Unattended computer – Related to the single sign on, facial recognition can also identify when you’re no longer at a computer. If you leave the computer it can automatically lock the computer to ensure that the health data is kept private. You have to balance how quickly the device locks, but this can be great for security.
Location access – A lot of places already do this with fingerprint or palm scans to access private areas. Plus, this prevents the sharing of keys. You can’t really share your fingerprint very well.
Signatures – There’s certainly an art and identity in someone’s signature. However, why don’t we incorporate even more biometrics into someone’s signature? The combination of a signature plus some other biometric identity would be even more powerful. Plus, when I sign to pick up a prescription, if the pharmacy knew my fingerprint, they could indeed verify that I was the right patient.
HIE identification – I don’t know anyone that’s doing this, but I wonder if instead of trying to make a unique patient identifier, using social security numbers, or some other convoluted method of identity management, could we just use someone’s biometric identity? If we aren’t there today, I think we’ll get there eventually. I’m sure there could be mismatches when it comes to matching two biometric identities that were captured by two separate systems. However, we have plenty of mismatches using ssn, name, birthdate, etc. Maybe the real answer is a combination of biometrics and name, birthdate, etc.
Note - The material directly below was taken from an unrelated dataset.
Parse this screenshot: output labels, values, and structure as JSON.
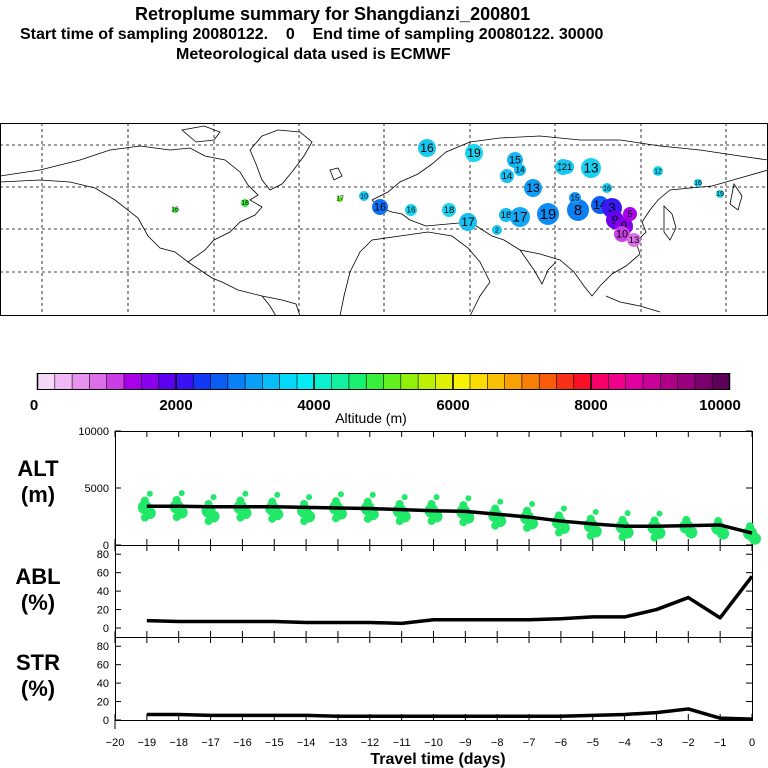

A Biometric Healthcare Experience
Those are some general examples. Now let’s imagine a patient visit where they walk into the hospital and are immediately recognized as a patient seeing Dr. Jones for a surgery. The front desk knows who you and has you sign any forms using your biometrics and then directs you to room 315. When you arrive at room 315 you gain access to the room using your biometric identity. The nurse arrives to prep you for surgery and knows she’s working on the right patient because of your biometric identity.
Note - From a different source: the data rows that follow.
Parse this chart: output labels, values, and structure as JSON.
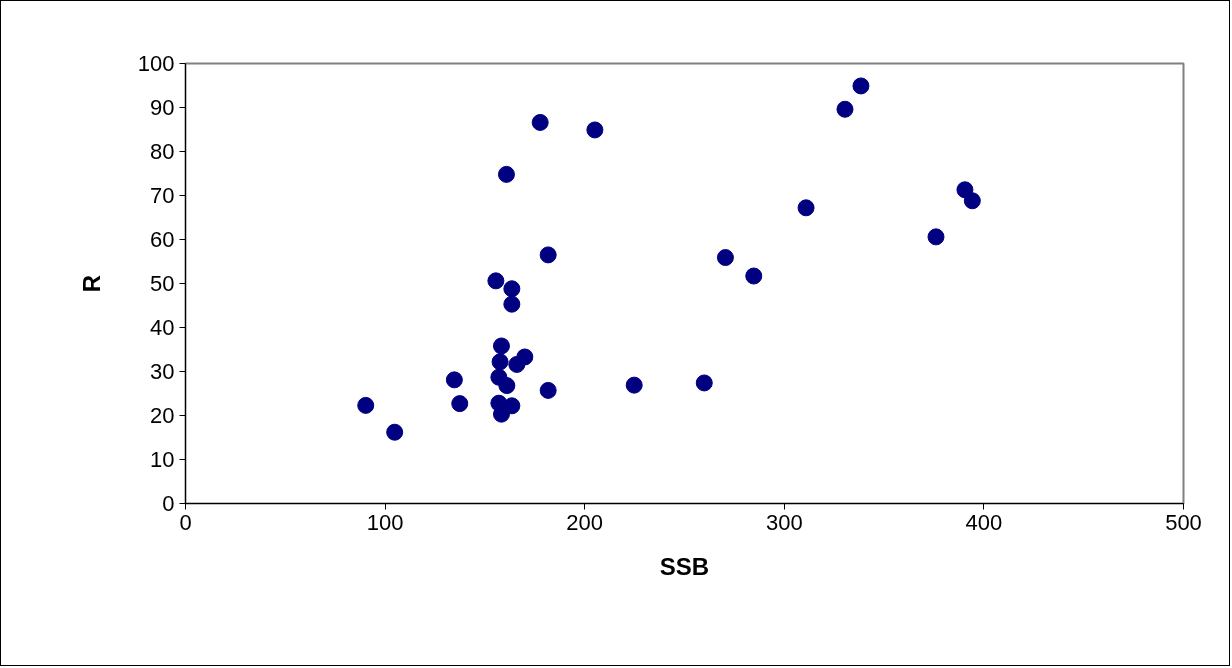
{
  "chart_data": {
    "type": "scatter",
    "xlabel": "SSB",
    "ylabel": "R",
    "xlim": [
      0,
      500
    ],
    "xticks": [
      0,
      100,
      200,
      300,
      400,
      500
    ],
    "ylim": [
      0,
      100
    ],
    "yticks": [
      0,
      10,
      20,
      30,
      40,
      50,
      60,
      70,
      80,
      90,
      100
    ],
    "grid": false,
    "marker": "circle",
    "series": [
      {
        "color": "#000080",
        "x": [
          90.3,
          104.8,
          134.7,
          137.4,
          155.5,
          157.0,
          157.0,
          157.6,
          158.3,
          158.3,
          160.8,
          161.0,
          163.5,
          163.5,
          163.5,
          166.0,
          170.0,
          177.7,
          181.7,
          181.7,
          205.1,
          224.8,
          259.9,
          270.5,
          284.7,
          310.9,
          330.4,
          338.4,
          376.0,
          390.5,
          394.2
        ],
        "values": [
          22.3,
          16.2,
          28.1,
          22.7,
          50.6,
          28.7,
          22.8,
          32.2,
          35.8,
          20.3,
          74.8,
          26.8,
          48.8,
          45.3,
          22.2,
          31.6,
          33.3,
          86.6,
          56.5,
          25.7,
          84.9,
          26.9,
          27.4,
          55.9,
          51.7,
          67.2,
          89.6,
          94.9,
          60.6,
          71.3,
          68.8
        ]
      }
    ]
  }
}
The nurse signs into the EMR using facial recognition and that biometric identity is captured so the EMR knows exactly who is entering the data into the system. The lab arrives and attached your biometric identity to the blood draws and the results will automatically be sent to the EHR matching on your biometrics.
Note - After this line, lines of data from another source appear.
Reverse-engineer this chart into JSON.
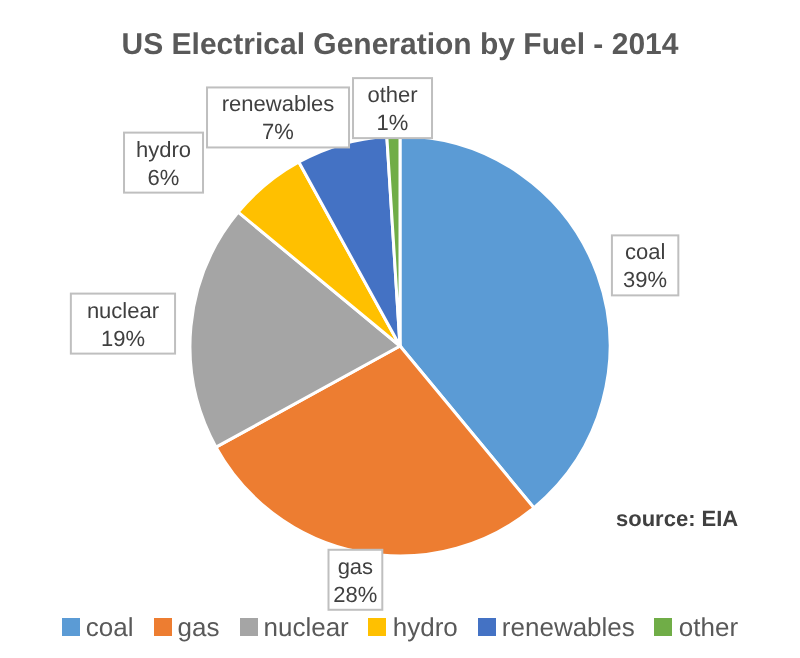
{
  "chart_data": {
    "type": "pie",
    "title": "US Electrical Generation by Fuel - 2014",
    "categories": [
      "coal",
      "gas",
      "nuclear",
      "hydro",
      "renewables",
      "other"
    ],
    "values": [
      39,
      28,
      19,
      6,
      7,
      1
    ],
    "value_labels": [
      "39%",
      "28%",
      "19%",
      "6%",
      "7%",
      "1%"
    ],
    "colors": [
      "#5b9bd5",
      "#ed7d31",
      "#a5a5a5",
      "#ffc000",
      "#4472c4",
      "#70ad47"
    ],
    "legend": "bottom",
    "annotations": [
      "source: EIA"
    ]
  }
}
Your doctor writes a prescription for you which gets sent to the pharmacy. The pharmacy knows that he is indeed a doctor based on the biometric identity of the doctor. Once you go to pickup the prescription they verify your biometric identity to ensure you’re in fact the right patient for that prescription. You later go to your family doctor who’s received all of the information and reports from your surgery which were easily matched to you thanks to your biometric identity.
I could keep going, but I think you get the idea. I’m sure there are major holes in the above example, but I think it’s interesting to consider what a biometrically controlled healthcare experience would look like. Plus, to take a line from Google’s Founder, maybe I’m still thinking too small. It’s possible that biometrics will be able to do so much more. It’s not going to happen tomorrow or all at once, but I’m certain that biometrics will play a big part in the future of healthcare.
I’d love to hear your thoughts on this. Are we on the path to a biometric controlled healthcare system?